Pumpkin spice has become a crazy cultural food craze. It began as flavouring for pie, but has since grown into a long list of foods and household items that seems to get longer every year. There are the pumpkin spice cereals, doughnuts, candles, lotions, beers, and of course the infamous Starbucks pumpkin spice latte just to name a few.
So where did it all come from and why is it such a big deal? Simply put, it’s nostalgic. Americans root themselves in tradition, and pumpkin spice can be traced back farther than you think. The first reference to pumpkin spice was in 1796 in Amelia Simmons cookbook “American Cookery”. Amelia called for stewed pumpkin spiced with ginger and nutmeg for her “pompkin pudding” pie.

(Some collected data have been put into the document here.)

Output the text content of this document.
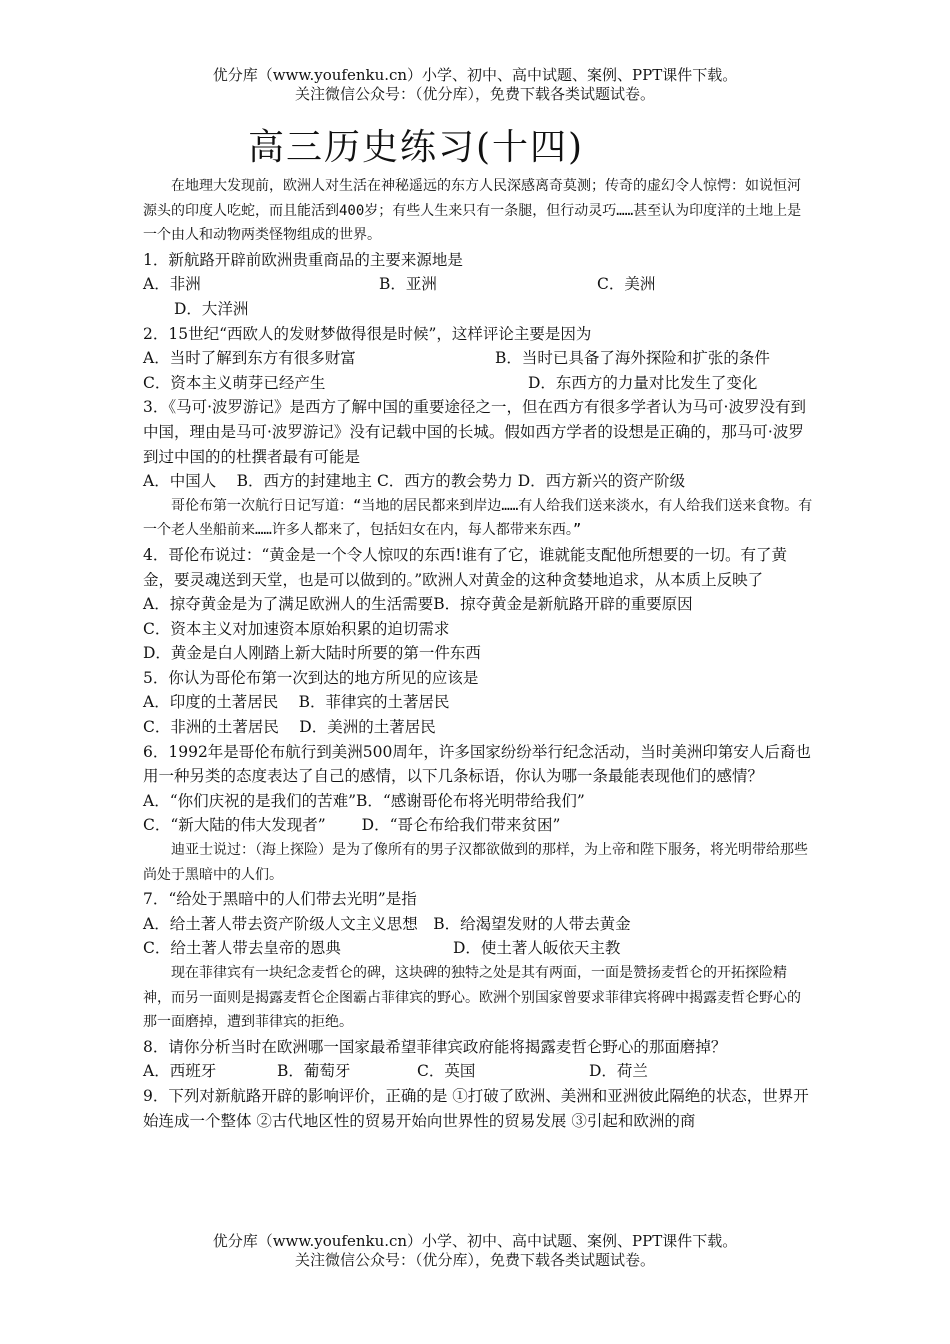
优分库（www.youfenku.cn）小学、初中、高中试题、案例、PPT课件下载。
关注微信公众号：（优分库），免费下载各类试题试卷。
高三历史练习(十四)

在地理大发现前，欧洲人对生活在神秘遥远的东方人民深感离奇莫测；传奇的虚幻令人惊愕：如说恒河源头的印度人吃蛇，而且能活到400岁；有些人生来只有一条腿，但行动灵巧……甚至认为印度洋的土地上是一个由人和动物两类怪物组成的世界。

1．新航路开辟前欧洲贵重商品的主要来源地是

A．非洲	B．亚洲	C．美洲

D．大洋洲

2．15世纪“西欧人的发财梦做得很是时候”，这样评论主要是因为

A．当时了解到东方有很多财富	B．当时已具备了海外探险和扩张的条件
C．资本主义萌芽已经产生	D．东西方的力量对比发生了变化

3．《马可·波罗游记》是西方了解中国的重要途径之一，但在西方有很多学者认为马可·波罗没有到中国，理由是马可·波罗游记》没有记载中国的长城。假如西方学者的设想是正确的，那马可·波罗到过中国的的杜撰者最有可能是

A．中国人　 B．西方的封建地主 C．西方的教会势力 D．西方新兴的资产阶级

哥伦布第一次航行日记写道：“当地的居民都来到岸边……有人给我们送来淡水，有人给我们送来食物。有一个老人坐船前来……许多人都来了，包括妇女在内，每人都带来东西。”

4．哥伦布说过：“黄金是一个令人惊叹的东西!谁有了它，谁就能支配他所想要的一切。有了黄金，要灵魂送到天堂，也是可以做到的。”欧洲人对黄金的这种贪婪地追求，从本质上反映了

A．掠夺黄金是为了满足欧洲人的生活需要B．掠夺黄金是新航路开辟的重要原因

C．资本主义对加速资本原始积累的迫切需求

D．黄金是白人刚踏上新大陆时所要的第一件东西

5．你认为哥伦布第一次到达的地方所见的应该是

A．印度的土著居民　 B．菲律宾的土著居民

C．非洲的土著居民　 D．美洲的土著居民

6．1992年是哥伦布航行到美洲500周年，许多国家纷纷举行纪念活动，当时美洲印第安人后裔也用一种另类的态度表达了自己的感情，以下几条标语，你认为哪一条最能表现他们的感情？

A．“你们庆祝的是我们的苦难”B．“感谢哥伦布将光明带给我们”

C．“新大陆的伟大发现者”　　 D．“哥仑布给我们带来贫困”

迪亚士说过：（海上探险）是为了像所有的男子汉都欲做到的那样，为上帝和陛下服务，将光明带给那些尚处于黑暗中的人们。

7．“给处于黑暗中的人们带去光明”是指

A．给土著人带去资产阶级人文主义思想　B．给渴望发财的人带去黄金

C．给土著人带去皇帝的恩典	D．使土著人皈依天主教

现在菲律宾有一块纪念麦哲仑的碑，这块碑的独特之处是其有两面，一面是赞扬麦哲仑的开拓探险精神，而另一面则是揭露麦哲仑企图霸占菲律宾的野心。欧洲个别国家曾要求菲律宾将碑中揭露麦哲仑野心的那一面磨掉，遭到菲律宾的拒绝。

8．请你分析当时在欧洲哪一国家最希望菲律宾政府能将揭露麦哲仑野心的那面磨掉？

A．西班牙	B．葡萄牙	C．英国	D．荷兰

9．下列对新航路开辟的影响评价，正确的是 ①打破了欧洲、美洲和亚洲彼此隔绝的状态，世界开始连成一个整体 ②古代地区性的贸易开始向世界性的贸易发展 ③引起和欧洲的商

优分库（www.youfenku.cn）小学、初中、高中试题、案例、PPT课件下载。
关注微信公众号：（优分库），免费下载各类试题试卷。
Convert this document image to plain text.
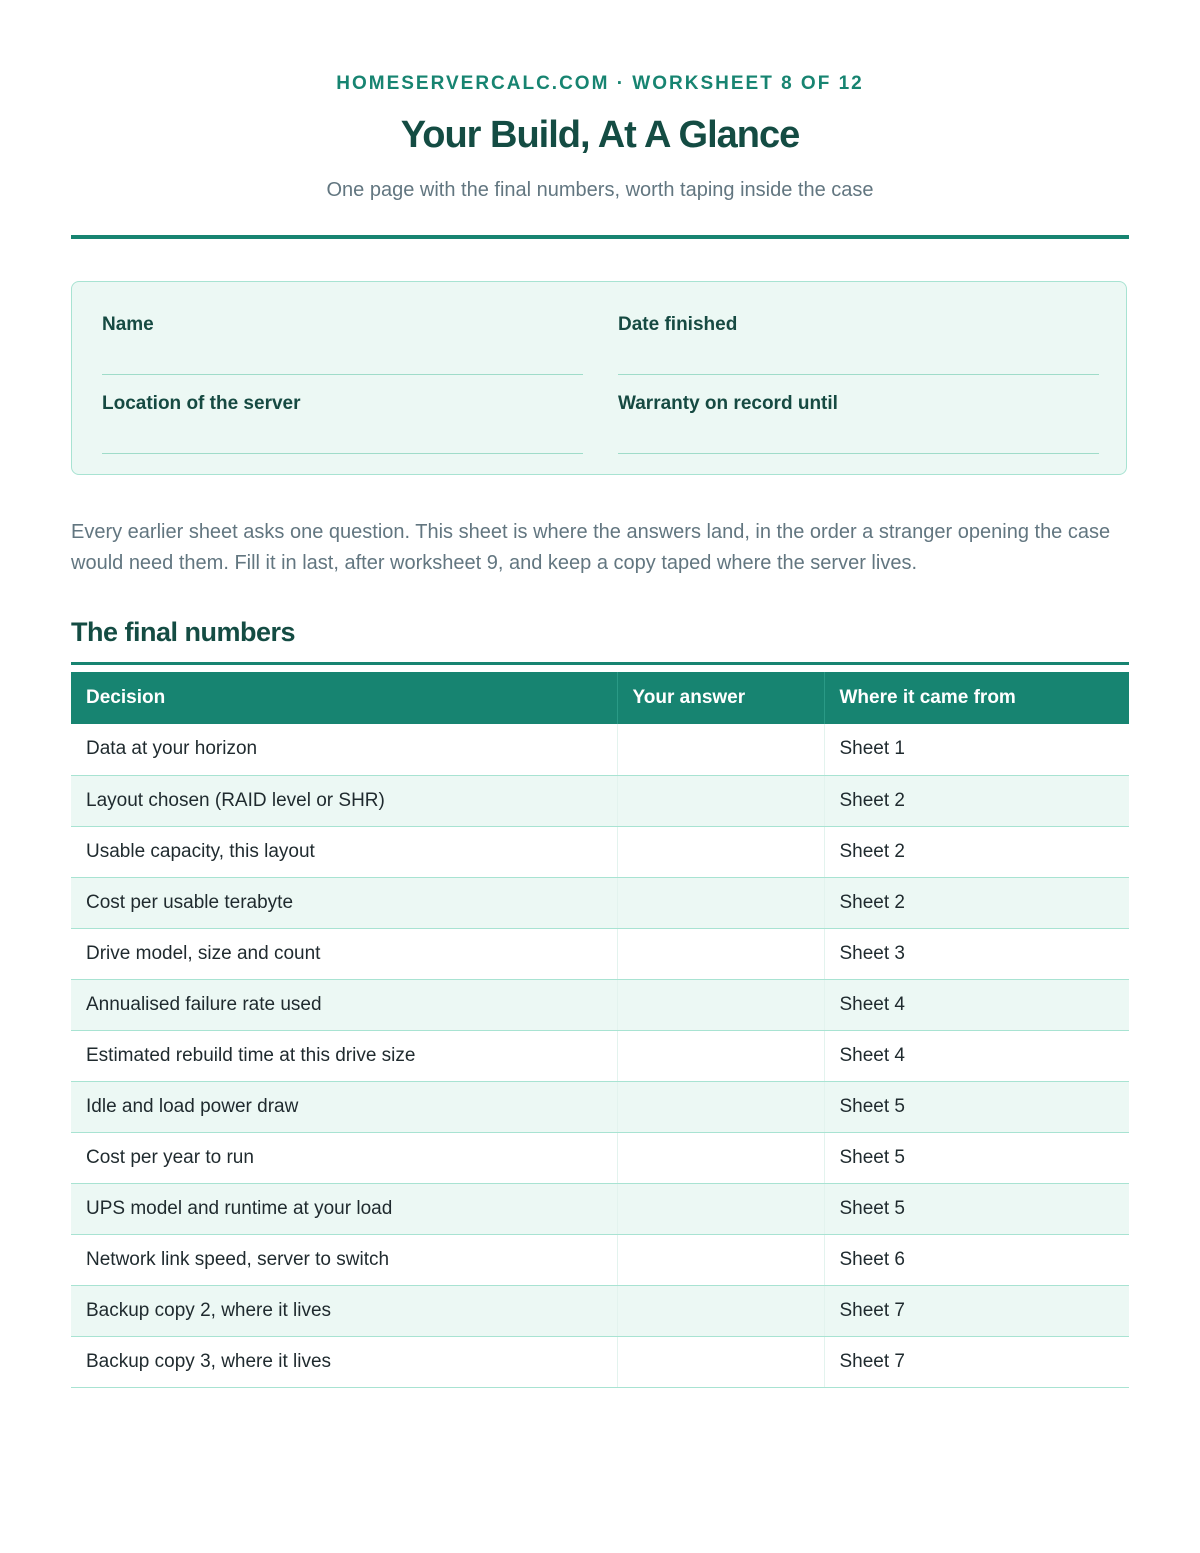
HOMESERVERCALC.COM · WORKSHEET 8 OF 12
Your Build, At A Glance
One page with the final numbers, worth taping inside the case
Name	Date finished
Location of the server	Warranty on record until

Every earlier sheet asks one question. This sheet is where the answers land, in the order a stranger opening the case would need them. Fill it in last, after worksheet 9, and keep a copy taped where the server lives.

The final numbers
Decision	Your answer	Where it came from
Data at your horizon		Sheet 1
Layout chosen (RAID level or SHR)		Sheet 2
Usable capacity, this layout		Sheet 2
Cost per usable terabyte		Sheet 2
Drive model, size and count		Sheet 3
Annualised failure rate used		Sheet 4
Estimated rebuild time at this drive size		Sheet 4
Idle and load power draw		Sheet 5
Cost per year to run		Sheet 5
UPS model and runtime at your load		Sheet 5
Network link speed, server to switch		Sheet 6
Backup copy 2, where it lives		Sheet 7
Backup copy 3, where it lives		Sheet 7
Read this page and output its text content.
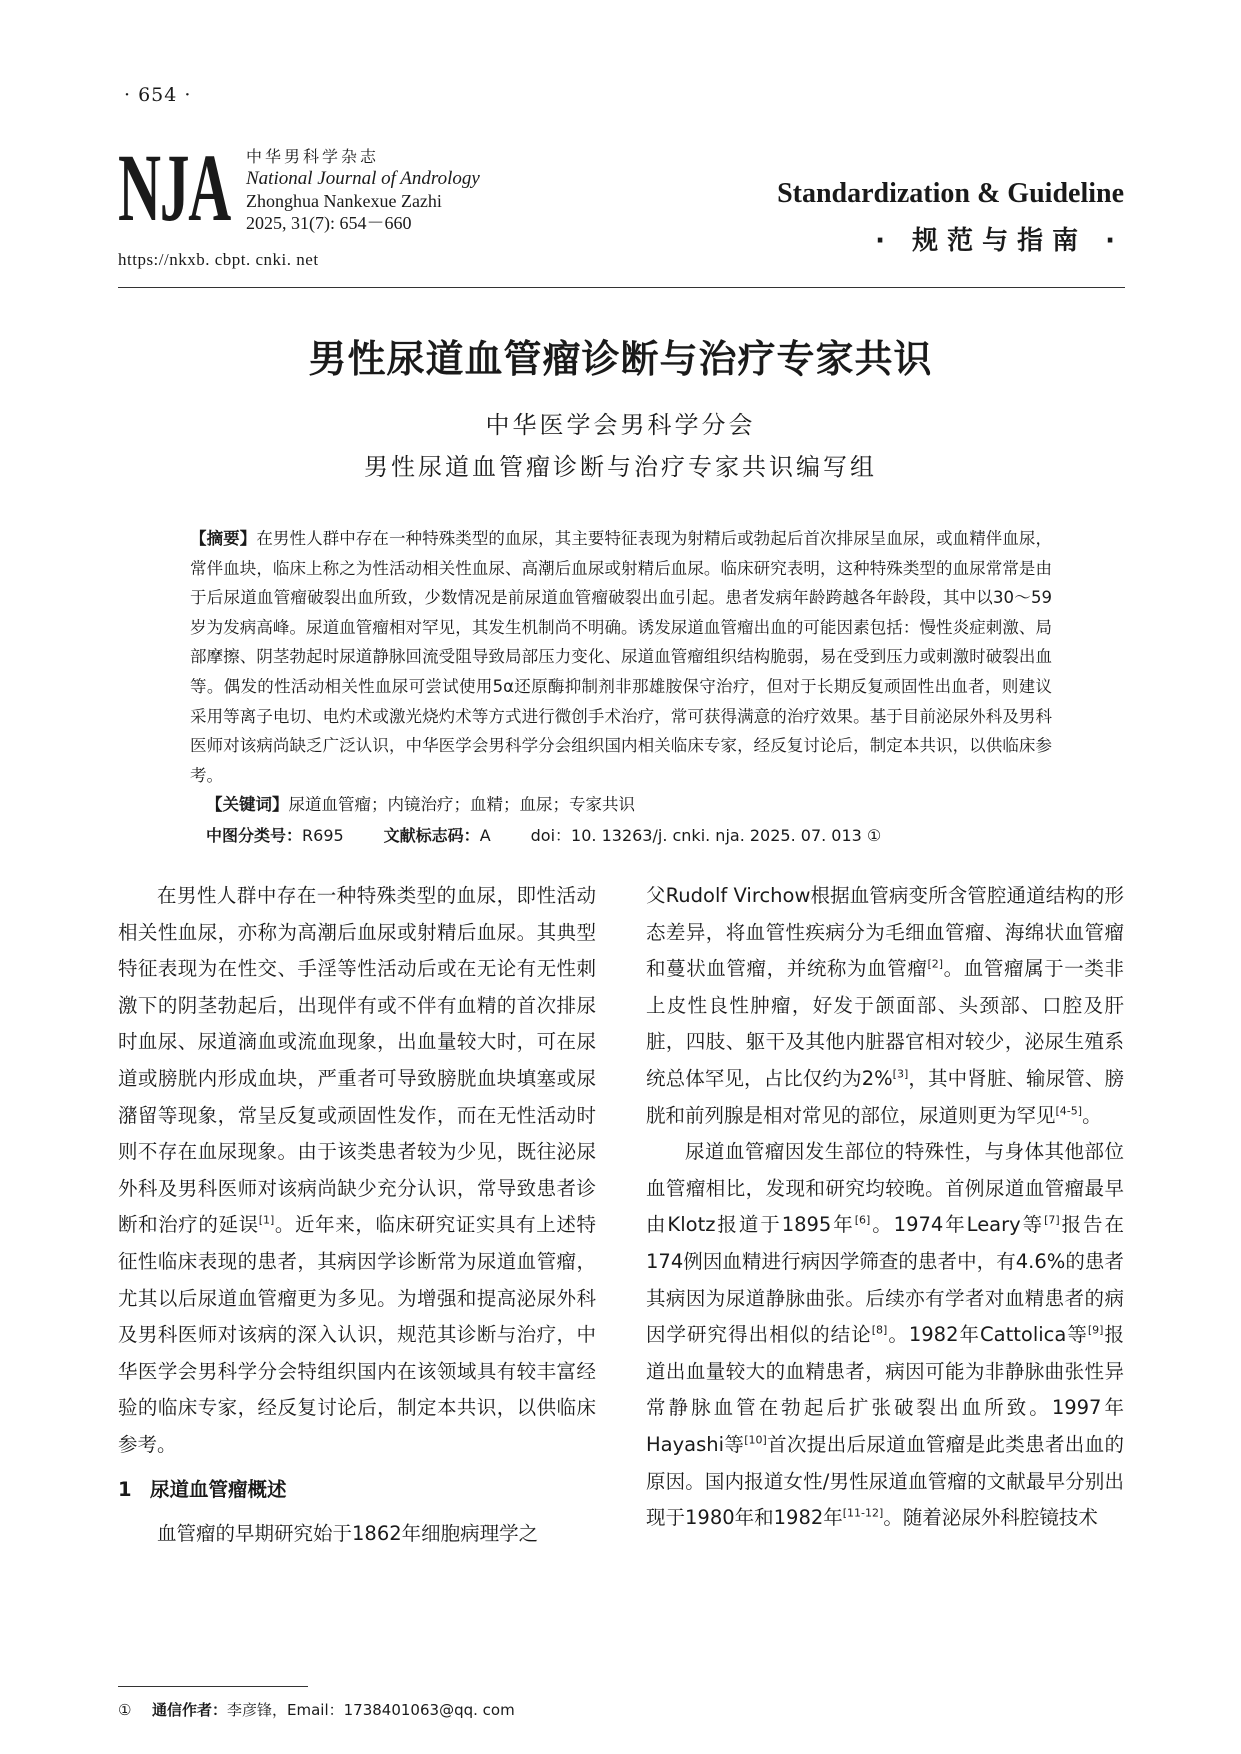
· 654 ·
NJA 中华男科学杂志
National Journal of Andrology
Zhonghua Nankexue Zazhi
2025, 31(7): 654－660
https://nkxb. cbpt. cnki. net
Standardization & Guideline
· 规范与指南 ·
男性尿道血管瘤诊断与治疗专家共识
中华医学会男科学分会
男性尿道血管瘤诊断与治疗专家共识编写组
【摘要】在男性人群中存在一种特殊类型的血尿，其主要特征表现为射精后或勃起后首次排尿呈血尿，或血精伴血尿，常伴血块，临床上称之为性活动相关性血尿、高潮后血尿或射精后血尿。临床研究表明，这种特殊类型的血尿常常是由于后尿道血管瘤破裂出血所致，少数情况是前尿道血管瘤破裂出血引起。患者发病年龄跨越各年龄段，其中以30～59岁为发病高峰。尿道血管瘤相对罕见，其发生机制尚不明确。诱发尿道血管瘤出血的可能因素包括：慢性炎症刺激、局部摩擦、阴茎勃起时尿道静脉回流受阻导致局部压力变化、尿道血管瘤组织结构脆弱，易在受到压力或刺激时破裂出血等。偶发的性活动相关性血尿可尝试使用5α还原酶抑制剂非那雄胺保守治疗，但对于长期反复顽固性出血者，则建议采用等离子电切、电灼术或激光烧灼术等方式进行微创手术治疗，常可获得满意的治疗效果。基于目前泌尿外科及男科医师对该病尚缺乏广泛认识，中华医学会男科学分会组织国内相关临床专家，经反复讨论后，制定本共识，以供临床参考。
【关键词】尿道血管瘤；内镜治疗；血精；血尿；专家共识
中图分类号：R695	文献标志码：A	doi：10. 13263/j. cnki. nja. 2025. 07. 013 ①

在男性人群中存在一种特殊类型的血尿，即性活动相关性血尿，亦称为高潮后血尿或射精后血尿。其典型特征表现为在性交、手淫等性活动后或在无论有无性刺激下的阴茎勃起后，出现伴有或不伴有血精的首次排尿时血尿、尿道滴血或流血现象，出血量较大时，可在尿道或膀胱内形成血块，严重者可导致膀胱血块填塞或尿潴留等现象，常呈反复或顽固性发作，而在无性活动时则不存在血尿现象。由于该类患者较为少见，既往泌尿外科及男科医师对该病尚缺少充分认识，常导致患者诊断和治疗的延误[1]。近年来，临床研究证实具有上述特征性临床表现的患者，其病因学诊断常为尿道血管瘤，尤其以后尿道血管瘤更为多见。为增强和提高泌尿外科及男科医师对该病的深入认识，规范其诊断与治疗，中华医学会男科学分会特组织国内在该领域具有较丰富经验的临床专家，经反复讨论后，制定本共识，以供临床参考。

1 尿道血管瘤概述

血管瘤的早期研究始于1862年细胞病理学之

父Rudolf Virchow根据血管病变所含管腔通道结构的形态差异，将血管性疾病分为毛细血管瘤、海绵状血管瘤和蔓状血管瘤，并统称为血管瘤[2]。血管瘤属于一类非上皮性良性肿瘤，好发于颌面部、头颈部、口腔及肝脏，四肢、躯干及其他内脏器官相对较少，泌尿生殖系统总体罕见，占比仅约为2%[3]，其中肾脏、输尿管、膀胱和前列腺是相对常见的部位，尿道则更为罕见[4-5]。

尿道血管瘤因发生部位的特殊性，与身体其他部位血管瘤相比，发现和研究均较晚。首例尿道血管瘤最早由Klotz报道于1895年[6]。1974年Leary等[7]报告在174例因血精进行病因学筛查的患者中，有4.6%的患者其病因为尿道静脉曲张。后续亦有学者对血精患者的病因学研究得出相似的结论[8]。1982年Cattolica等[9]报道出血量较大的血精患者，病因可能为非静脉曲张性异常静脉血管在勃起后扩张破裂出血所致。1997年Hayashi等[10]首次提出后尿道血管瘤是此类患者出血的原因。国内报道女性/男性尿道血管瘤的文献最早分别出现于1980年和1982年[11-12]。随着泌尿外科腔镜技术

① 通信作者：李彦锋，Email：1738401063@qq. com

As Americans moved on to urban living, pumpkin spice and all of its glory came with them. Fast-forward a couple of centuries and pumpkin spice is no longer just a flavouring for pie, but a mass source of commercial revenue. In fact, in 2013 alone Americans spent $350 million on pumpkin flavoured products alone. The crown jewel of this pumpkin spiced epidemic happens to be – you guessed it – Starbucks pumpkin spice latte. The popularity of this fall drink is said to have been the reason for so many copycat products hitting the shelves. It has gotten to the point where even the most obscure of items seem to have found a way to jump on the bandwagon.
We have seen:
For the sake of my appetite, I’d rather not go on.
What I can say about the pumpkin spice trend is that as over-saturated as it may be, I really don’t mind it. Fall is a season for crisp air, crunchy leaves, cinnamon and cozy sweaters. I’ll deal with the pumpkin spice hummus, vodka and chips if it means I can warm up by a fire drinking a delicious pumpkin spice latte.